We know that it was Sternberg who seduced the persona of the femme fatale out of Dietrich, later claiming he had discovered her. Seduced what he wanted to be seduced by, no doubt.

So it is only natural that we should expect an excellent film here, about Dietrich seducing an audience of eager men. The effort is not for realism, never was with these two. It was always about staging the circumstances that would enable us to dream this woman. It was so in Der Blaue Engel. So it makes a lot of sense that the actual films would exude the scent of movie fantasy, for example here the pure gaudiness of the ball masque with seduction behind masks, or that Dietrich would be allowed a piano in a wartime prison cell. She is playing for us of course, because she and Sternberg knew we wanted to see.

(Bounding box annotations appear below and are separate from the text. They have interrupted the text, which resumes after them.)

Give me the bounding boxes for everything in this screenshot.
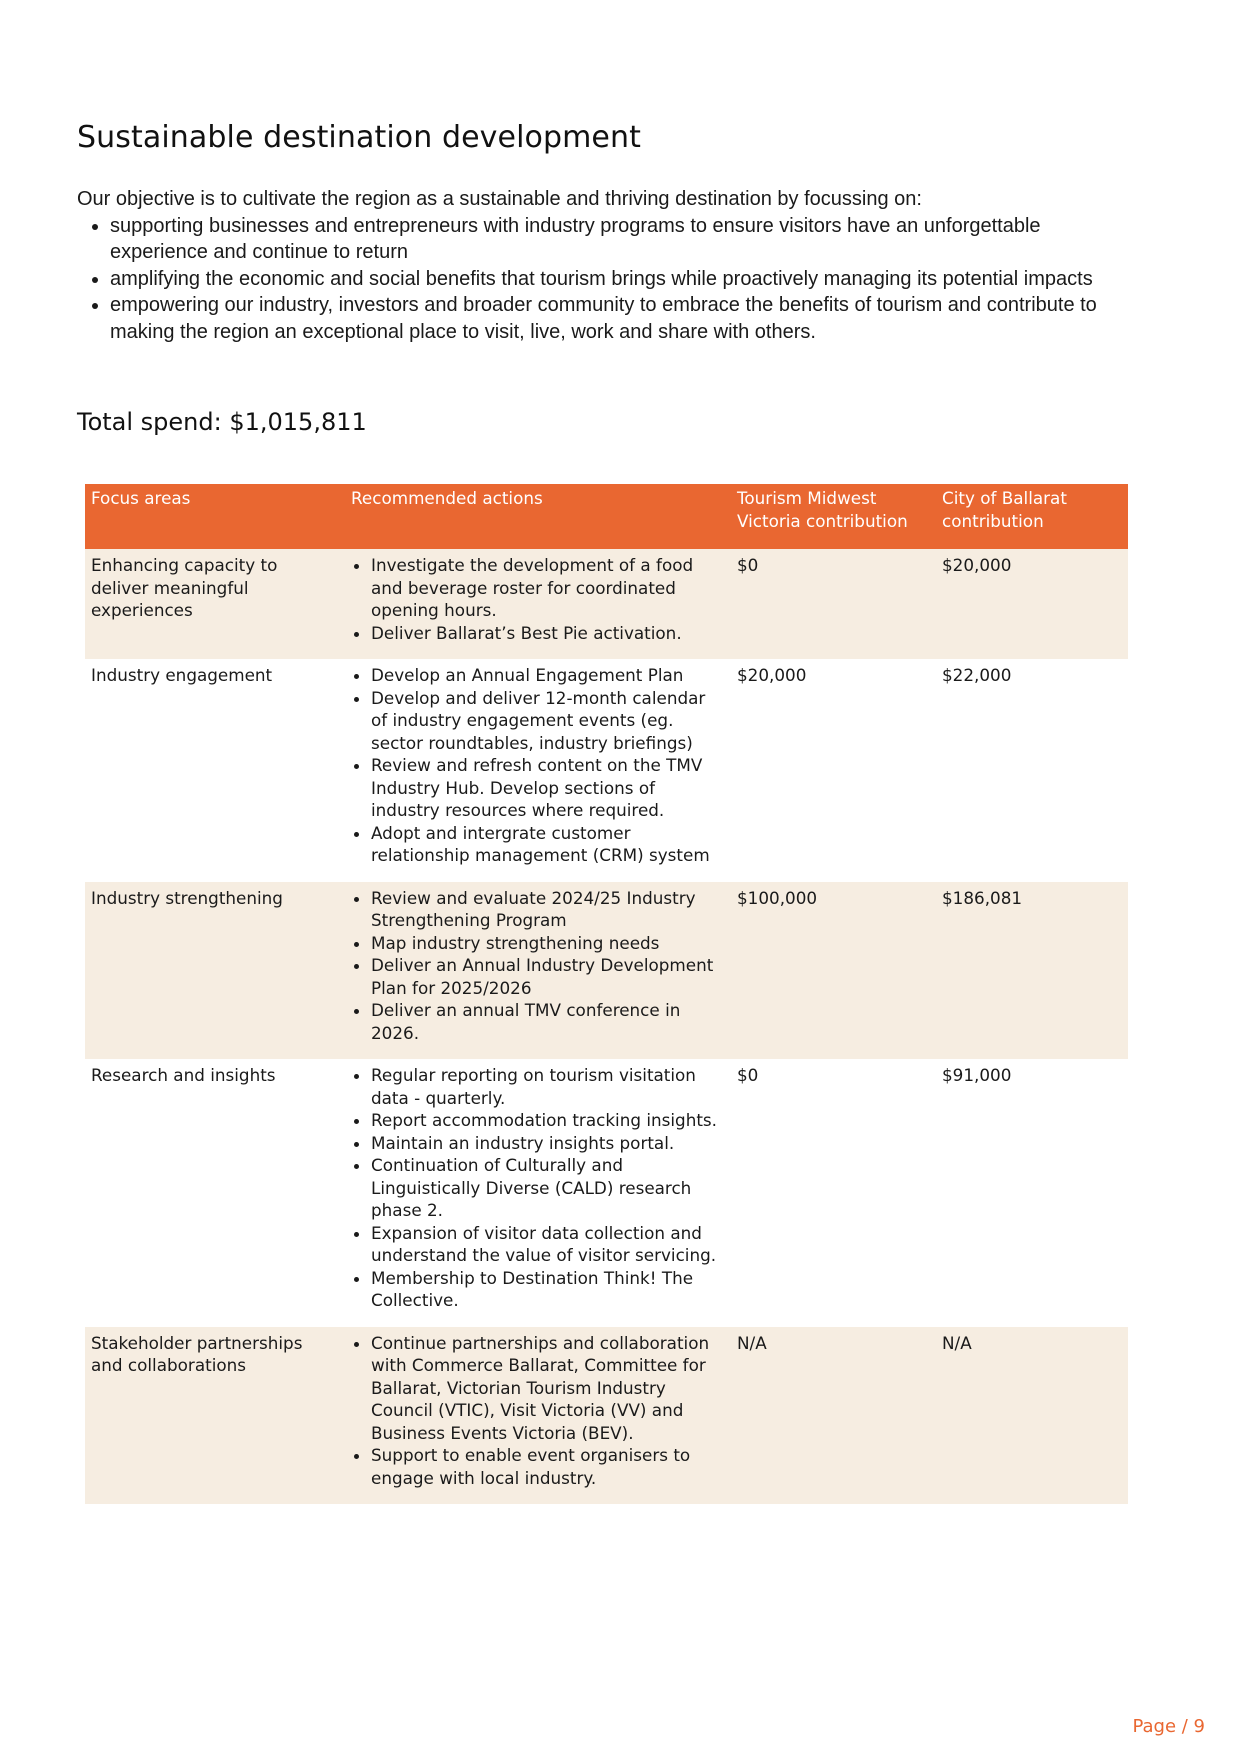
table-header-row [85,484,1128,549]
intro-bullet: • amplifying the economic and social benefits that tourism brings while proactively managing its potential impacts [110,266,1117,293]
intro-section [77,186,1117,346]
action-item: • Support to enable event organisers to engage with local industry. [371,1444,725,1489]
actions-cell [345,882,731,1060]
action-item: • Develop an Annual Engagement Plan [371,664,725,687]
actions-table [85,484,1128,1504]
table-row [85,659,1128,882]
header-tmv-contribution: Tourism Midwest Victoria contribution [731,484,936,549]
action-item: • Adopt and intergrate customer relationship management (CRM) system [371,822,725,867]
ballarat-contribution-cell: $22,000 [942,665,1012,685]
focus-area-cell: Industry strengthening [85,882,345,1060]
page-number: Page / 9 [1132,1716,1205,1737]
action-item: • Continue partnerships and collaboration with Commerce Ballarat, Committee for Ballarat, Victorian Tourism Industry Council (VTIC), Visit Victoria (VV) and Business Events Victoria (BEV). [371,1332,725,1445]
focus-area-cell: Research and insights [91,1065,276,1085]
tmv-contribution-cell: $0 [737,1065,759,1085]
table-row [85,882,1128,1060]
action-item: • Maintain an industry insights portal. [371,1132,725,1155]
header-recommended-actions: Recommended actions [345,484,731,549]
table-row [85,1059,1128,1327]
focus-area-cell: Industry engagement [91,665,273,685]
header-focus-areas: Focus areas [85,484,345,549]
actions-cell [345,1059,731,1327]
ballarat-contribution-cell: $91,000 [942,1065,1012,1085]
tmv-contribution-cell: $0 [731,549,936,659]
actions-cell [345,549,731,659]
total-spend-heading: Total spend: $1,015,811 [77,408,367,436]
action-item: • Map industry strengthening needs [371,932,725,955]
table-row [85,549,1128,659]
action-item: • Deliver an Annual Industry Development Plan for 2025/2026 [371,954,725,999]
action-item: • Investigate the development of a food and beverage roster for coordinated opening hours. [371,554,725,622]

Why this isn't then up to par compared to earlier Sternberg, has a lot to do I think with the film lacking a more carefully woven self-reference; what made The Last Command such a breathtaking venture in the space between staged image and tortured heart.

There is some that I find tantalizing, namely two consecutive scenes in the end where Dietrich bares her soul from behind long eye-lashes before a military court and soon after before a firing squad. Two audiences where every member would rather hold her in his arms than do what he has to do.

The rest is too overt. The message against war is noble but trite, a forced humanism that is not among the rest of the film's agenda. And Victor McLaglen gives one of the weirdest performances I've seen, a leering that borders on perverse. It was originally intended for Gary Cooper, but it's perhaps better that we have it as it is; it adds to the feverish sexual brew.

Still, this being Sternberg's temple of worship, we get to dream about this woman. She only concedes to touch the world by playing the piano, this is proper I think. We get to fall madly in love, an instrument at her fingers, herself an instrument for music and the fates.